Data filtering can be done any way.  Filtering and smoothing the dataset can help parmest in converging on parameter values.

In this case, we are filtering the data such that the value is always below or above a certain threshold, and that the breakthrough concentration is generally increasing. Additionally, we ensure that no BV value is negative

In [None]:
curve = 1
curve_data = ix_data[ix_data["curve_id"] == curve].copy()

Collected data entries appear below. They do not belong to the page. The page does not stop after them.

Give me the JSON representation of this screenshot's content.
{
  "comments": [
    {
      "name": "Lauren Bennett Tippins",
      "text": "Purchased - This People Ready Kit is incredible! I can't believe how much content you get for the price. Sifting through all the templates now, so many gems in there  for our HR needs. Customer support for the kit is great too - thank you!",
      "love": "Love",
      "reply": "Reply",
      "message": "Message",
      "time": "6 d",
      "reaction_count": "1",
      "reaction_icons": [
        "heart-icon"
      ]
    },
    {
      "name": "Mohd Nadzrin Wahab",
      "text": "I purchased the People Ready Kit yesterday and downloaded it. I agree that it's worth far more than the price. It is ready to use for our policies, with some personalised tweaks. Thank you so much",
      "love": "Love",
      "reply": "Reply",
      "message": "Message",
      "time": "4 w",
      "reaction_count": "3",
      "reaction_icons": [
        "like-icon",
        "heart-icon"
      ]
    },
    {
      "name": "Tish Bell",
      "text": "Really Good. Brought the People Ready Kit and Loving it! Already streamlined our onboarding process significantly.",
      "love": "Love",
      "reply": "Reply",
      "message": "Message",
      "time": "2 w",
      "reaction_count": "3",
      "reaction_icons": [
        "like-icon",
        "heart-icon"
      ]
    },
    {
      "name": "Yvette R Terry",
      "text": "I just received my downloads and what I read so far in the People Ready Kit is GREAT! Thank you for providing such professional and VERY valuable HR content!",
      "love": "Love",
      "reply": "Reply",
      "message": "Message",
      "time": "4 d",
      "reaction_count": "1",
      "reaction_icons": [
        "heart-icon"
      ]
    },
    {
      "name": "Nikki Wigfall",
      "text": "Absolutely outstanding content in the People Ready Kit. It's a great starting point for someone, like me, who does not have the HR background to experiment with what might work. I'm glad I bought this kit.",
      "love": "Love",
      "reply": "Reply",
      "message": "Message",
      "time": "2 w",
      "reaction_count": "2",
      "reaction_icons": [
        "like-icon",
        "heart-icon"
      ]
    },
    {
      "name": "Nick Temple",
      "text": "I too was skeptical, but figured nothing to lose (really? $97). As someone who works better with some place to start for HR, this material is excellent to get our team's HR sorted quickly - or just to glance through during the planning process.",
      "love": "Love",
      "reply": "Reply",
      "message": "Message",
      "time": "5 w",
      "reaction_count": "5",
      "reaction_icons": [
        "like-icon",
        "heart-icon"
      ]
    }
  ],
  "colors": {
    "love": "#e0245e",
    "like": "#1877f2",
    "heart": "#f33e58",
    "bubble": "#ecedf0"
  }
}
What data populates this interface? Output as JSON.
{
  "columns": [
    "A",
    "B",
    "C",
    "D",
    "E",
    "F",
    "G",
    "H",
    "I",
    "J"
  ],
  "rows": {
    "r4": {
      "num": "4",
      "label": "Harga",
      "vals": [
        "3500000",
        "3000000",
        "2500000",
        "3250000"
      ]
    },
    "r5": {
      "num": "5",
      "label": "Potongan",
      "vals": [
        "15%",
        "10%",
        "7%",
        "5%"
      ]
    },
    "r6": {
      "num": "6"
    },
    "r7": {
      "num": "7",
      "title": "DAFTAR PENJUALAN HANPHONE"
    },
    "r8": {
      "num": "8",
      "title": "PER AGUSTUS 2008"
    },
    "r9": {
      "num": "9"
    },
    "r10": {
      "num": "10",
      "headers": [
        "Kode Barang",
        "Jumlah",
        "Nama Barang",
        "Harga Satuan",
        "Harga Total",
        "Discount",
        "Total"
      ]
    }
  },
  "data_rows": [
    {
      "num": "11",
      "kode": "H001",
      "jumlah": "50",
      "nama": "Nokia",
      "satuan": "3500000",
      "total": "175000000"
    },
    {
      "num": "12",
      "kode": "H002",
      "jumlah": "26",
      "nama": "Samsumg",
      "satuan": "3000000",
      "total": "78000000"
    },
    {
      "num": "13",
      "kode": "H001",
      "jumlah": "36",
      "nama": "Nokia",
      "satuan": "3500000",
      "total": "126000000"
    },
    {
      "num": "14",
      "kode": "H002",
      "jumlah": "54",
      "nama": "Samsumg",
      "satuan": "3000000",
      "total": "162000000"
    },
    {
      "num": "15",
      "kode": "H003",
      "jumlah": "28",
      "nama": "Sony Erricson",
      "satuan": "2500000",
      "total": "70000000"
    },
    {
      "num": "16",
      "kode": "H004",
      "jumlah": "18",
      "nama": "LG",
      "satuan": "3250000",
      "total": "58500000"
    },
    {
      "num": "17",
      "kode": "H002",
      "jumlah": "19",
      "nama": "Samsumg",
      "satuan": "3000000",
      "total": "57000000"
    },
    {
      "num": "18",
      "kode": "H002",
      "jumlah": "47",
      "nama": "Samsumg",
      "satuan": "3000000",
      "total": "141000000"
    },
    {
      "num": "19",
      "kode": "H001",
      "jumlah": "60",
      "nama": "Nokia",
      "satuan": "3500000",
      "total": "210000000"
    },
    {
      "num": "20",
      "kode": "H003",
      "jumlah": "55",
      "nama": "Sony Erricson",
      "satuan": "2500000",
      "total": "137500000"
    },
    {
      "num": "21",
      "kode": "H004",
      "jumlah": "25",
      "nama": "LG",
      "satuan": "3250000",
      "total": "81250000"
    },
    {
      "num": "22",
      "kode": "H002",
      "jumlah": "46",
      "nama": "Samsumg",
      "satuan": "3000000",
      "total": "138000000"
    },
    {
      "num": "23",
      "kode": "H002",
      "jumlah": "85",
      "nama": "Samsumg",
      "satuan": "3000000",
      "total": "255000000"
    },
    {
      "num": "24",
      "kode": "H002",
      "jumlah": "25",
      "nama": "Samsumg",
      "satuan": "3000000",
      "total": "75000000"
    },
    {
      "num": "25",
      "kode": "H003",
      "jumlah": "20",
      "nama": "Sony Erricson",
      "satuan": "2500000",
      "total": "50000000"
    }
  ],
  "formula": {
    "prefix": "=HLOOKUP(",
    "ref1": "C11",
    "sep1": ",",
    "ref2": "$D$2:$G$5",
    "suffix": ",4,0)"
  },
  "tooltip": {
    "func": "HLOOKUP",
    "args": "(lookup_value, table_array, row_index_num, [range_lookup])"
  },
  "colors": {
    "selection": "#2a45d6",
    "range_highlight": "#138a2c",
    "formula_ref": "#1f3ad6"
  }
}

# Results of filtering IX data
ix_data_filtered = filter_data(curve_data)
fig, ax = plot_curve(ix_data_filtered, x="all_bvs", y="all_cnorms", yleg="All data")
ax.set_title("Filtered IX Data Example")

# Results of filtering GAC data
curve_data = gac_data[gac_data["curve_id"] == curve].copy()
gac_data_filtered = filter_data(curve_data)
fig, ax = plot_curve(gac_data_filtered, x="all_bvs", y="all_cnorms", yleg="All data")
ax.set_title("Filtered GAC Data Example")

# Model Build

A model build function must be developed in order to build the list of `Experiment` that are passed to the `Estimator` object. At a minimum, the build function must return the model. In addition, the build function *should* also:

1. Scale the model
2. Initialize the model
3. Solve the model

It is important that the model that is returned is stable because this it the model that will be used by parmest to do the parameter estimation routine. It is recommended that you test the stability of the model over a range of potential input conditions.

In [None]:
curve = 1
curve_data = ix_data[ix_data["curve_id"] == curve].copy()
species, resin = curve_data.species.iloc[0], curve_data.resin.iloc[0]

initial_guess = {
    "fs.unit.bv_50": 120000,
    "fs.unit.mass_transfer_coeff": 0.2,
    "fs.unit.freundlich_n": 2.0,
}

m = build_ix_ocwd_pilot(species=species, resin=resin, theta_dict=initial_guess)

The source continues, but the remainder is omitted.